Alix Goolden Performance Hall
June 26, 2010
Before August 1914, the central feature of every English village green was its maypole. After 1918, it was the war memorial. The rest of Europe was, of course, similarly traumatised.
Although "The Great War" was to cast its shadow over the rest of the twentieth century - reading a history of the events of mid-1914 is a sobering experience, with its litany of all-too-familiar places: Serbia, Bosnia, Sarajevo. However, I can only think of a single great musical work which is clearly a reaction to that cataclysmic event: Elgar's Cello Concerto.
The first half of Saturday evening's concert closed with a stunning performance of what is, for me, the greatest of all concertante works for the instrument. Elspeth Poole gave a most eloquent and virtuosic account of the solo part, with immaculate intonation, fine tone and a maturity beyond her relatively tender years. From the dramatic opening gesture to its deeply poignant return at the work's close she did not put a foot - of rather, a finger - wrong.
Norman Nelson and the Sooke Philharmonic provided an accompaniment fully worthy of their soloist, with excellent coordination in rubato passages. Despite the occasional minor hiccup, the orchestra played extremely well - so well, in fact, that I was reminded several times of just how great an orchestrator Elgar was.
My only quibble is that I am not entirely conviced that this really was "Music for Midsummer".
In 1870 Brahms wrote to Hermann Levi: "I'll never get a symphony written. You have no idea of how it feels to hear a giant's footsteps behind you!" After several aborted attempts to compose a symphony - one of which metamorphosed into the first piano concerto - Brahms's Symphony No.1 was finally completed in 1876 - its composer was forty-three - and was promptly dubbed "Beethoven's Tenth" and the main theme of its finale compared to the Ode to Joy.
Brahms was not amused.
It may be fanciful, but I might almost suggest that Nelson intended the famous opening passage to bring to mind those "giant's footsteps". Certainly David Masini's pounding timpani and Nelson's unyielding tempo sounded menacing enough, but it was the sheer, almost overpowering intensity of the playing which made me sit up and take notice.
Surely, I though to myself, they cannot keep up this level of intensity through the entire work. And of course, they didn't - nor should they have; to do so would have done severe damage to the musical fabric.
Nelson brought off a quite magical diminuendo and decelerando at the close of the introduction before launching into a brisk allegro (sans exposition repeat, but I'd forgive almost anything in a performance like this). The orchestral sound was full and resonant, with the contrabassoon (an instrument of whose "bovine flatulence" Brahms seems to have been been inordinately fond) making its inimitable and essential presence felt in the hands of Cuyler Page.

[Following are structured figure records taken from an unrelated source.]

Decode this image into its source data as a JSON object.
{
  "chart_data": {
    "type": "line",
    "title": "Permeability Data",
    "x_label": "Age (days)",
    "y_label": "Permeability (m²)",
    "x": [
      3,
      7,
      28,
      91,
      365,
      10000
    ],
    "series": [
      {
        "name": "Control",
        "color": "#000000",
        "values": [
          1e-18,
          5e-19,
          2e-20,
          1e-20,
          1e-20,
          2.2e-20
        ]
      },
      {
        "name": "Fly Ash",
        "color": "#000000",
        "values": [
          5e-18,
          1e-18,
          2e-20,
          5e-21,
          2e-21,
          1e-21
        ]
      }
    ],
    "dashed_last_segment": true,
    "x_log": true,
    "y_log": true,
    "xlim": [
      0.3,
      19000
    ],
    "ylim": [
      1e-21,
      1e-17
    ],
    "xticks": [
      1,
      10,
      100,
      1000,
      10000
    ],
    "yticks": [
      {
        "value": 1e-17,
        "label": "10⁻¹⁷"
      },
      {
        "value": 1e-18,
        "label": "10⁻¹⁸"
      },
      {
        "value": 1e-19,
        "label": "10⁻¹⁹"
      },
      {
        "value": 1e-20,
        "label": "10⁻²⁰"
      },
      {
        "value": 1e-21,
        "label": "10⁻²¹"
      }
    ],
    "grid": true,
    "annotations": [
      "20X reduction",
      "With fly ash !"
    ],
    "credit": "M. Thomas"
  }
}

The more than usually cohesive second movement opened with fine string tone and exquisite winds; the third-movement intermezzo was commendably fluid.
The finale opened ominously, the accelerando pizzicato passage was superbly done and the brass chorale (with contrabassoon) sounded glorious. The "big tune" - as Brahms remarked, "only a donkey" would think it similar to Beethoven - was taken at a flowing tempo and brought some lush playing from the violins.
Then came that moment, the hurdle at which so many conductors stumble: the transition from the statement of the theme into the main body of the movement. There is no accelerando marked and none necessary, yet the overwhelming majority of performances I'd heard insert one. Given the volatility of Nelson's conducting - and I mean that in the most complimentary sense possible - I was quite prepared for him to go along with the herd.
I should have given him more credit.
From then on the finale flew by, it seemed, in a heartbeat, building to the white heat of the final pages, where Nelson screwed up the tension inexorably and masterfully.
In the (brief) silence which followed the final notes, I heard a voice from behind me echo the last word I had written in my notebook: "Wow!".
The evening opened with a marvellously contoured performance of Mendelssohn's overture The Hebrides, also (better?) known as "Fingal's Cave".
Too often events keenly anticipated - as I did this one - tend to disappoint.
I have yet to be disappointed by Nelson and the Sooke Phil. A truly magnificent evening.